Turned out to run 30% slower than the Java benchmark (creating Dimension objects). That certainly surprised me. So even taking into account the fact that benchmarks are a horrible waste of time, I think it’s safe to say that memory allocation in Java is a lot faster than even I thought it was.

From this and a bunch of other suprises in the thread, I’d derive the rule:

If you haven’t profiled it, you don’t know how well it performs.

Learning

Throughout the thread, there have been a lot of cases where someone didn’t fully understand a part of the language or library that they thought they knew well. This lack of knowledge really stood out when it came to talking about performance because the performance of an application can be greatly affected by seemingly trivial details. All the people involved in the thread are really quite intelligent people and most of them have significant experience in the computing field, but nearly everyone (myself included) managed to come out with a statement that was at least partially wrong.

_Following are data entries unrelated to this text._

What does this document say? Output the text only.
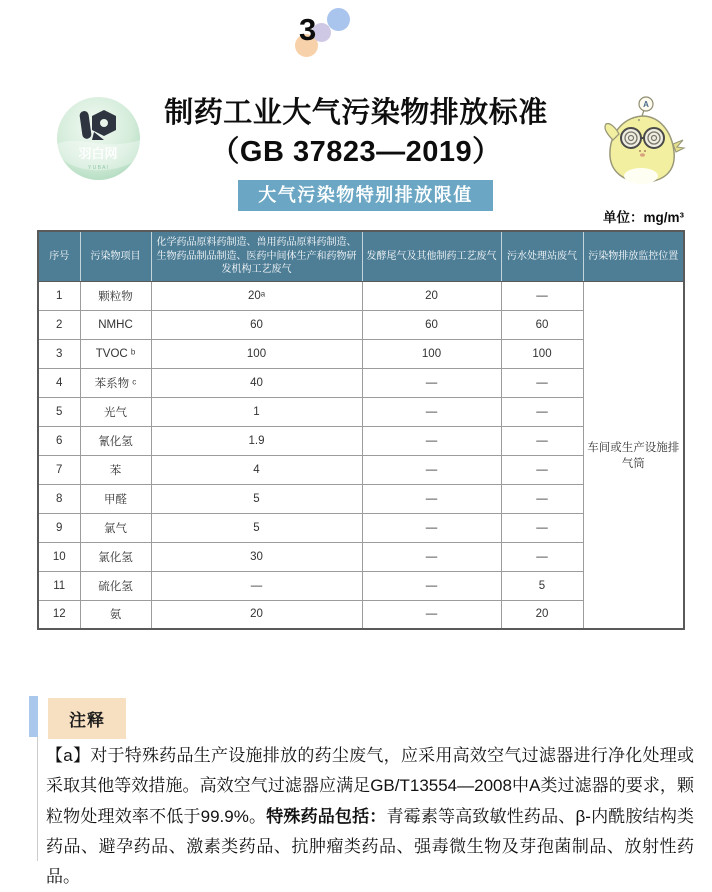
3
羽白网
Y U B A I
制药工业大气污染物排放标准
（GB 37823—2019）
A
大气污染物特别排放限值
单位：mg/m³
序号	污染物项目	化学药品原料药制造、兽用药品原料药制造、生物药品制品制造、医药中间体生产和药物研发机构工艺废气	发酵尾气及其他制药工艺废气	污水处理站废气	污染物排放监控位置
1	颗粒物	20ᵃ	20	—	车间或生产设施排气筒
2	NMHC	60	60	60	
3	TVOC ᵇ	100	100	100	
4	苯系物 ᶜ	40	—	—	
5	光气	1	—	—	
6	氰化氢	1.9	—	—	
7	苯	4	—	—	
8	甲醛	5	—	—	
9	氯气	5	—	—	
10	氯化氢	30	—	—	
11	硫化氢	—	—	5	
12	氨	20	—	20	
注释
【a】对于特殊药品生产设施排放的药尘废气，应采用高效空气过滤器进行净化处理或采取其他等效措施。高效空气过滤器应满足GB/T13554—2008中A类过滤器的要求，颗粒物处理效率不低于99.9%。特殊药品包括：青霉素等高致敏性药品、β-内酰胺结构类药品、避孕药品、激素类药品、抗肿瘤类药品、强毒微生物及芽孢菌制品、放射性药品。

From this I’d derive the rule:

You always need to learn more.

Summary

While I’ve learnt a lot of things out of that thread, as well as becoming very frustrated at times, the main lessons I’ve either learnt from it or had reaffirmed by it were:

Scope variables to reflect their usage. No more than required, no less. Benchmarks are a waste of time. Profile the real code instead. If you haven’t profiled it, you don’t know how well it performs. You always need to learn more. Most importantly, many people pointed out the following, but I think Andrae Muys said it best:

Keep the code simple.
Get the code correct.
Measure.